Zudem kämen die Finanziers ihren Kunden aktuell verstärkt mit innovativen Konzepten entgegen. „Dazu zählen etwa sogenannte ein- oder mehrmalige Acquisition- oder Asset-Spike-Lösungen sowie automatische Anpassungen der Finanzkennzahlen bei Zukäufen, um mehr Flexibilität bei der Einhaltung der Finanzkennzahlen zu gewähren, ohne diese bis zur Unkenntlichkeit aufzuweichen“, so Michael Schuhmacher von Noerr.

 

Strengere Regeln erwartet

Bei aktuellen und künftigen Kreditverhandlungen spielen laut Deutsch-Banker Rapp Covenants eine noch größere Rolle. „Vor ein paar Jahren, während der Niedrigzinsphase, war die Covenant-Ausgestaltung sicher weniger im Fokus als jetzt. Die Finanziers schauen nun aufgrund der anhaltend schwierigen Konjunkturlage deutlich genauer hin.“ Soll heißen: Wer jetzt refinanzieren muss, sollte sich auf mehr und strengere Einträge im Pflichtenheft einstellen. „Bereits heute genießen Financial Covenants einen eindeutig höheren Stellenwert in (Re-)Finanzierungsverhandlungen. Dies gilt sowohl für die Anzahl und Auswahl der Financial Covenants als auch für deren inhaltliche Ausgestaltung, die Adjustments sowie die Headrooms und Reporting-Intervalle“, zählt Noerr-Anwalt Wehrhahn auf.

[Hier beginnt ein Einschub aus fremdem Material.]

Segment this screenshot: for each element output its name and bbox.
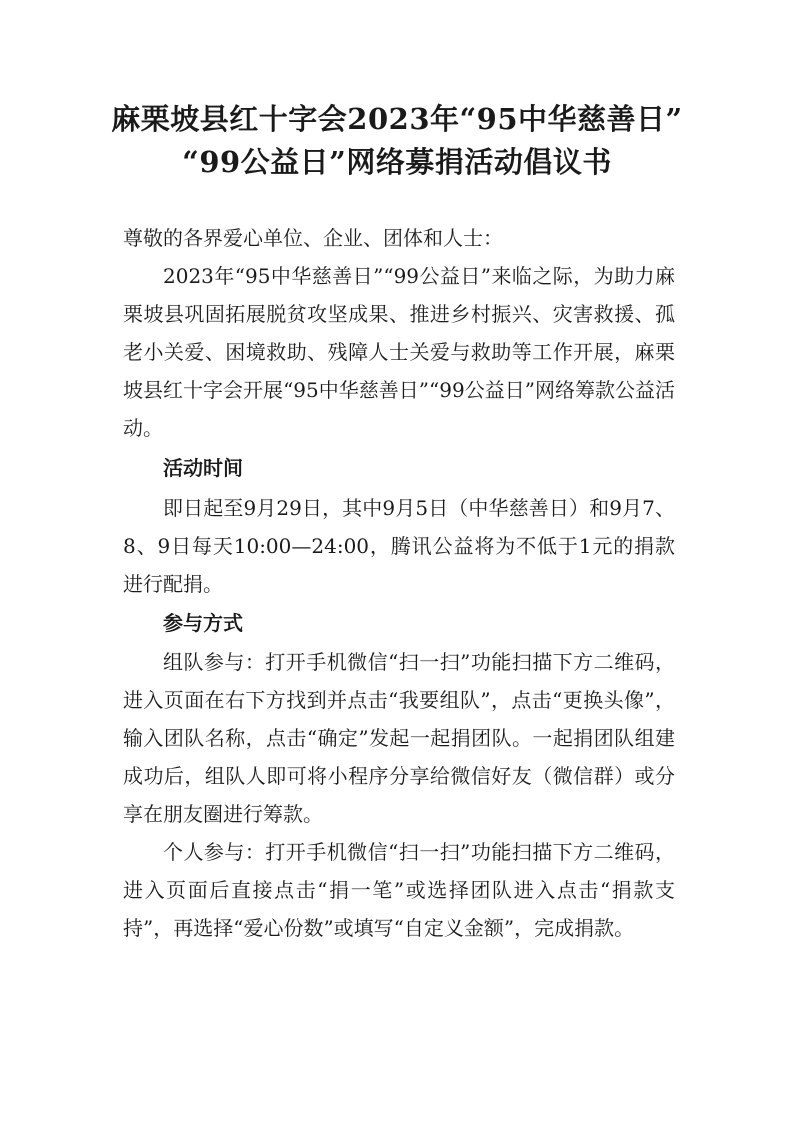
section-time-heading: 活动时间 xyxy=(163,456,243,480)
document-title-line-1: 麻栗坡县红十字会2023年“95中华慈善日” xyxy=(111,102,683,136)
greeting-text: 尊敬的各界爱心单位、企业、团体和人士： xyxy=(123,226,503,250)
section-time xyxy=(123,449,675,487)
team-participation-text: 组队参与：打开手机微信“扫一扫”功能扫描下方二维码，进入页面在右下方找到并点击“我要组队”，点击“更换头像”，输入团队名称，点击“确定”发起一起捐团队。一起捐团队组建成功后，组队人即可将小程序分享给微信好友（微信群）或分享在朋友圈进行筹款。 xyxy=(123,650,675,826)
section-participate xyxy=(123,604,675,642)
individual-participation-paragraph xyxy=(123,833,675,947)
team-participation-paragraph xyxy=(123,643,675,833)
document-title-line-2: “99公益日”网络募捐活动倡议书 xyxy=(182,145,612,179)
greeting xyxy=(123,219,675,257)
section-participate-heading: 参与方式 xyxy=(163,611,243,635)
individual-participation-text: 个人参与：打开手机微信“扫一扫”功能扫描下方二维码，进入页面后直接点击“捐一笔”或选择团队进入点击“捐款支持”，再选择“爱心份数”或填写“自定义金额”，完成捐款。 xyxy=(123,840,675,940)
intro-text: 2023年“95中华慈善日”“99公益日”来临之际，为助力麻栗坡县巩固拓展脱贫攻坚成果、推进乡村振兴、灾害救援、孤老小关爱、困境救助、残障人士关爱与救助等工作开展，麻栗坡县红十字会开展“95中华慈善日”“99公益日”网络筹款公益活动。 xyxy=(123,264,675,440)
intro-paragraph xyxy=(123,257,675,447)
section-time-text: 即日起至9月29日，其中9月5日（中华慈善日）和9月7、8、9日每天10:00—24:00，腾讯公益将为不低于1元的捐款进行配捐。 xyxy=(123,496,675,596)
section-time-paragraph xyxy=(123,489,675,603)
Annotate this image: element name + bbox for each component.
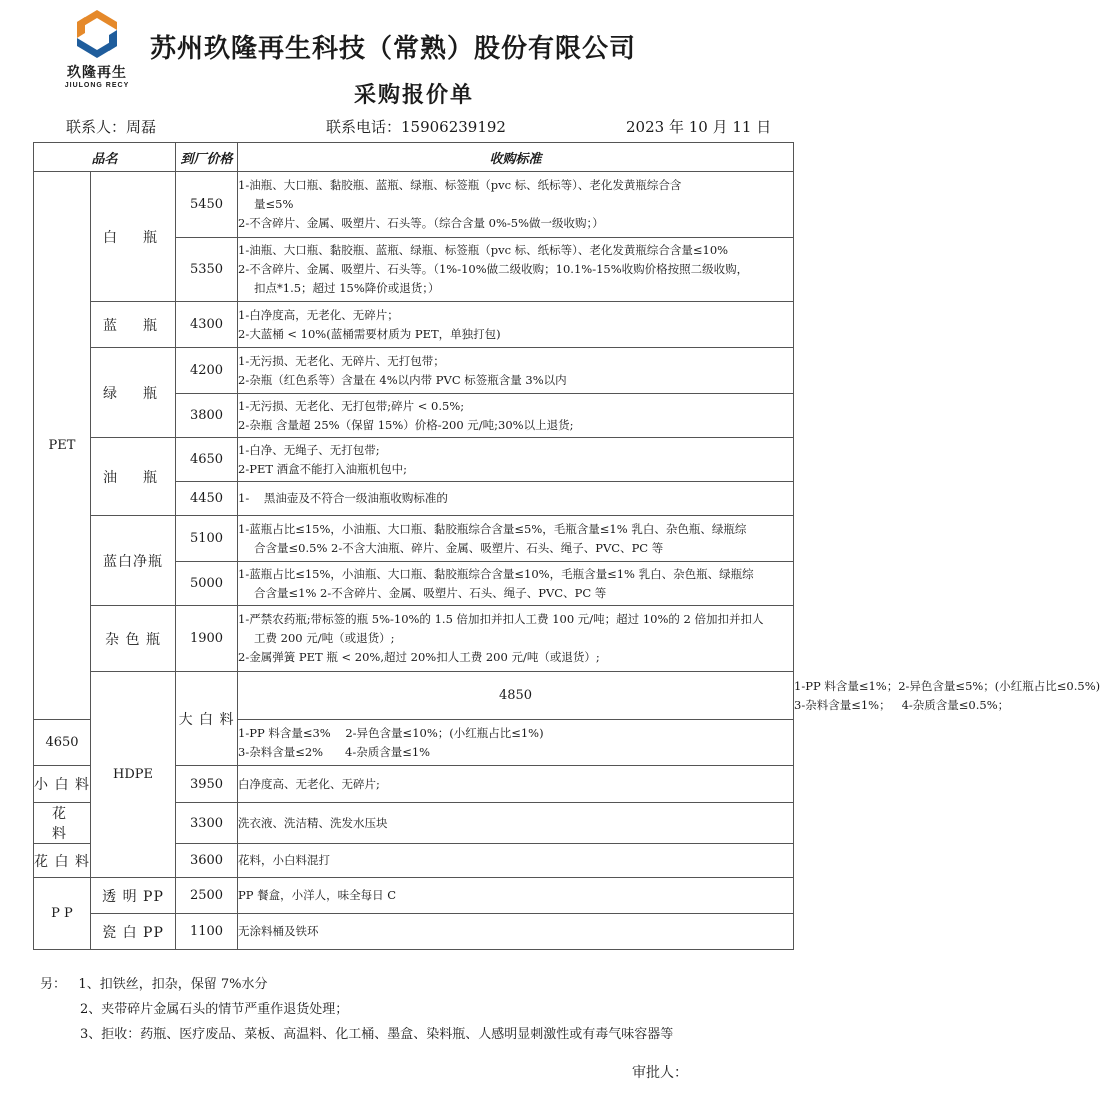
standard-cell: 无涂料桶及铁环 [238, 914, 794, 950]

Wehrhahn und Schuhmacher rechnen insbesondere damit, dass die Adjustierungen der Finanzkennzahlen intensiver als bislang diskutiert werden dürften – und zudem nicht mehr unbegrenzt zugestanden werden: „Das war in der Vergangenheit oftmals Usus, hat aber de facto die Funktion der Finanzkennzahlen als Frühwarnsystem weiter entwertet“, so Schuhmacher.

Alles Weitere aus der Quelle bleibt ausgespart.